The millstone is inflation, which has tempered sharply from its peak last year but remains above the norm. Whether inflation is at 9% or 4%, prices remain high, which may be why the president speaks less about the $1.9 trillion pandemic relief plan, which passed early in his tenure and has been blamed even by the Federal Reserve for part of the surge of inflation. It is also why Republicans continue to mock what they call the inaptly named Inflation Reduction Act, which passed in 2022 on strictly Democratic votes.

“It makes sense for him to emphasize the bipartisan bills that passed that should have economic impact as opposed to the totally partisan bills that drove inflation,” said former Sen. Roy Blunt of Missouri, who voted for both the infrastructure and semiconductor bills before his retirement early this year.

Rep. Thomas Massie, R-Ky., made clear that his party intended to lump all of the achievements being promoted by Biden into the inflationary maw, including the infrastructure and semiconductor legislation.

“Both of those bills caused inflation, which is Biden’s biggest albatross in the upcoming election,” he said, “so I don’t think they did him any favors,” referring to Republicans who helped pass the measures.

In his speech on Wednesday, Biden said that the pandemic relief plan had driven unemployment down from above 6% to below 4%. He suggested that his economic leadership would achieve an even broader goal he placed at the center of his 2020 campaign: restoring the soul of America.

“It’s going to help lessen the division in this country by bringing us back together,” Biden said. “It makes it awful hard to demagogue something when it’s working.”

The Republicans aiming to unseat Biden weren’t buying the economic kumbaya. The Trump campaign on Wednesday said “Bidenomics has created the worst economic decline since the Great Depression.” Gov. Ron DeSantis of Florida, in a Fox News appearance, said Biden’s policies mean “everybody pays more for basic staples of life.”

Republicans are loath to concede that the passage of two major bills makes Biden a bipartisan statesman. Those bills are “not only not emblematic, it’s the exception,” said Josh Holmes, a longtime political adviser to Sen. Mitch McConnell of Kentucky, the Republican leader, who voted for the infrastructure bill.

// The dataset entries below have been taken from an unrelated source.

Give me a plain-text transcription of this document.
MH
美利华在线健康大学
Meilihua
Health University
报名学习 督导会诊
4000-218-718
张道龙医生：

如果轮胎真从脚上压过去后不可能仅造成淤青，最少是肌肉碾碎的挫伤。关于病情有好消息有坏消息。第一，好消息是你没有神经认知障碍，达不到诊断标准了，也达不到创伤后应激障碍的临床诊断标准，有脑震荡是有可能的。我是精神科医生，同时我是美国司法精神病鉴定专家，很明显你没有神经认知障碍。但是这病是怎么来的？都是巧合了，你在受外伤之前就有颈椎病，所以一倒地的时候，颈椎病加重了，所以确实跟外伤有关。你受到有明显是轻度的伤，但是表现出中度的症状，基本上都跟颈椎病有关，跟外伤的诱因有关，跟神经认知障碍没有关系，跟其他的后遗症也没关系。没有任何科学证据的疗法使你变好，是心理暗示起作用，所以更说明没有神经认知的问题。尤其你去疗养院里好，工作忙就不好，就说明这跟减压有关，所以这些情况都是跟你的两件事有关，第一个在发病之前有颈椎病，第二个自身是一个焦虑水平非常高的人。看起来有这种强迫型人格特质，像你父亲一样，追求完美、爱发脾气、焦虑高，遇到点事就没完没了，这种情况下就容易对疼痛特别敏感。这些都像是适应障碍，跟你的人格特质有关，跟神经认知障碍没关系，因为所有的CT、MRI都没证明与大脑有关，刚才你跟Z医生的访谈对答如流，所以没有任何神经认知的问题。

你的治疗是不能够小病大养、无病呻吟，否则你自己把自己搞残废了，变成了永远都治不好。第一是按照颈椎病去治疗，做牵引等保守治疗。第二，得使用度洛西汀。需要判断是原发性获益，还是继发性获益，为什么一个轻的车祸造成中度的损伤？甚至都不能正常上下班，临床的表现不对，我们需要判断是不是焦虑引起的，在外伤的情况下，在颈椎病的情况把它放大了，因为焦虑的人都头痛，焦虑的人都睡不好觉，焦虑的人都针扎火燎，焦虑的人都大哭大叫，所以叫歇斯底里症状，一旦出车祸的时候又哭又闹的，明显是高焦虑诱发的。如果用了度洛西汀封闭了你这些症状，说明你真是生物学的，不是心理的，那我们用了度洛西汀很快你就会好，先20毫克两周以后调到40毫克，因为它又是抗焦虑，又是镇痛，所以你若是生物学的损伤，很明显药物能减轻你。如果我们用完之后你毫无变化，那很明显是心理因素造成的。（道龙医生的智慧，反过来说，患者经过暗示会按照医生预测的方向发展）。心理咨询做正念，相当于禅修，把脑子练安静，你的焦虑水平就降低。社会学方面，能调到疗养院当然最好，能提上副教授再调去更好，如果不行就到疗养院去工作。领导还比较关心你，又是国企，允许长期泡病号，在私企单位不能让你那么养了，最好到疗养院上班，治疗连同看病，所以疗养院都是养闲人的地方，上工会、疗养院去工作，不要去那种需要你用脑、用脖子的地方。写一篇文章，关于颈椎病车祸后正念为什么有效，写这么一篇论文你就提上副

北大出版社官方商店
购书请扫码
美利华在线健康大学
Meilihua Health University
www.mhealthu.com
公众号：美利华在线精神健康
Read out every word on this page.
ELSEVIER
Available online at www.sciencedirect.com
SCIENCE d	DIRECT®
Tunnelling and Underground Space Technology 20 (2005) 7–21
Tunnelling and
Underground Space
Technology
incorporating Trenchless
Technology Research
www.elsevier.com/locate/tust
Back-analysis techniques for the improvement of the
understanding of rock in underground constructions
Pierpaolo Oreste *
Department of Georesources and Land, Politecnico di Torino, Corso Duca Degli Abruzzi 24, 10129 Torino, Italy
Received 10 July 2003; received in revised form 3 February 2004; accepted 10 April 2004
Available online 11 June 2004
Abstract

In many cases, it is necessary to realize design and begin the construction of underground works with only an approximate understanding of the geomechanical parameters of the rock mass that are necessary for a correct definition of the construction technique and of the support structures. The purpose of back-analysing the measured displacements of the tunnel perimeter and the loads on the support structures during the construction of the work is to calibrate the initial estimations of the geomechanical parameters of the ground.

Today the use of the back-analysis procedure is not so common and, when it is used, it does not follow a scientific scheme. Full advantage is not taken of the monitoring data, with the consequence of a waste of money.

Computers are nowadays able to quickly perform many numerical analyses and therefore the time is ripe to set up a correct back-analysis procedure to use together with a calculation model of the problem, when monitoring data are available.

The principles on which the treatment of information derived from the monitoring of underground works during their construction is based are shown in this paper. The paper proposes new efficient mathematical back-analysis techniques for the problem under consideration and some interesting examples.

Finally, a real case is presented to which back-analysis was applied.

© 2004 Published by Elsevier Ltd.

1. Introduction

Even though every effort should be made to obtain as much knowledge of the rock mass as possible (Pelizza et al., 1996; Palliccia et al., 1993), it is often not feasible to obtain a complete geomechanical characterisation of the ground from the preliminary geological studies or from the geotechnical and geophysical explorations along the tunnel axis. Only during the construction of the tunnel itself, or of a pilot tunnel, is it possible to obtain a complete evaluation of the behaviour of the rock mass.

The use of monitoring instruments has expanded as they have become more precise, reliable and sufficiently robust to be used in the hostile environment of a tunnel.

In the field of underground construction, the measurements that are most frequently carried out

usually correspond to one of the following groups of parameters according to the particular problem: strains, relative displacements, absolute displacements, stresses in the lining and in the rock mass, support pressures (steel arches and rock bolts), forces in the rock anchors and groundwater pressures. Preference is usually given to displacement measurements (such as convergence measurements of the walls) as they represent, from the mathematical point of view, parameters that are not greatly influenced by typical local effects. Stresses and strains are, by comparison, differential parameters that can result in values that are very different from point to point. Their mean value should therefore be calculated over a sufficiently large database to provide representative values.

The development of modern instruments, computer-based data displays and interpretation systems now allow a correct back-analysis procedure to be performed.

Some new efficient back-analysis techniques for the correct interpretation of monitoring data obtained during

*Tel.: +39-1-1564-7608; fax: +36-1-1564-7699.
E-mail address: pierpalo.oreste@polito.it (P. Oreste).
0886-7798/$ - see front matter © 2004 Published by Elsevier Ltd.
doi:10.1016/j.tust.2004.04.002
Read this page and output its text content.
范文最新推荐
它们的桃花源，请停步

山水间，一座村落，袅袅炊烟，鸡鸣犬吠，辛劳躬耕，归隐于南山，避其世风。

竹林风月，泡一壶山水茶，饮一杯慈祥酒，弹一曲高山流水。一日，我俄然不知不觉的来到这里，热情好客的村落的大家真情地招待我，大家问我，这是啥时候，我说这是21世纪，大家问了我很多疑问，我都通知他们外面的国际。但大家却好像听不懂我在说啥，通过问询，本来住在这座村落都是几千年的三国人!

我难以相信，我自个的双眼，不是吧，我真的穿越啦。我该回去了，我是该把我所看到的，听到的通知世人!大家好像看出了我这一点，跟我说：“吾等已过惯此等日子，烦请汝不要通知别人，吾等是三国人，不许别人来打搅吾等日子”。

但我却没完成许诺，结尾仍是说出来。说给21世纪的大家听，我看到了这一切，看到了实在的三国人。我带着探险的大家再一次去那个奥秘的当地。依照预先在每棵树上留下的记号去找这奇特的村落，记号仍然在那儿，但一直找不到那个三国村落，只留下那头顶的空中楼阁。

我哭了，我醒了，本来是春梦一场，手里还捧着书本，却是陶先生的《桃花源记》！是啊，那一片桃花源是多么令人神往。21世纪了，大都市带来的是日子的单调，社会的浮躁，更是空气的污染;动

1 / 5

In truth, more bills than those passed with bipartisan support in the last Congress. Biden enters the 2024 election cycle as the beneficiary of an extraordinary bout of productivity that included a modest gun control law, a legal codification of same-sex marriage, and a revamping of procedures for counting Electoral College votes after Trump tried to hijack that obscure process.

Senators from both parties put aside their tendency to push for only the legislation they want or pocket the issue for the next election.

“We can’t get in a place in the country where you don’t vote for something you believe needs to pass because you think it might help the other side,” Blunt said.

Democrats point to the circumstances that Biden inherited in 2021 — the attack on the Capitol by a mob of Trump supporters determined to overturn the election results.

“There was a sizable group of Senate Republicans who looked the death of democracy in the eye on Jan. 6 and decided to try to show people that democracy could still work,” said Sen. Chris Murphy, D-Conn.

But Murphy also credited the legislative skills of Biden, honed over 36 years in the Senate.

“A lot of my progressive friends were angry he wasn’t punching Republicans in the mouth so much,” Murphy said, “but he kept the door open for Republicans to work with us on infrastructure, guns and industrial policy.”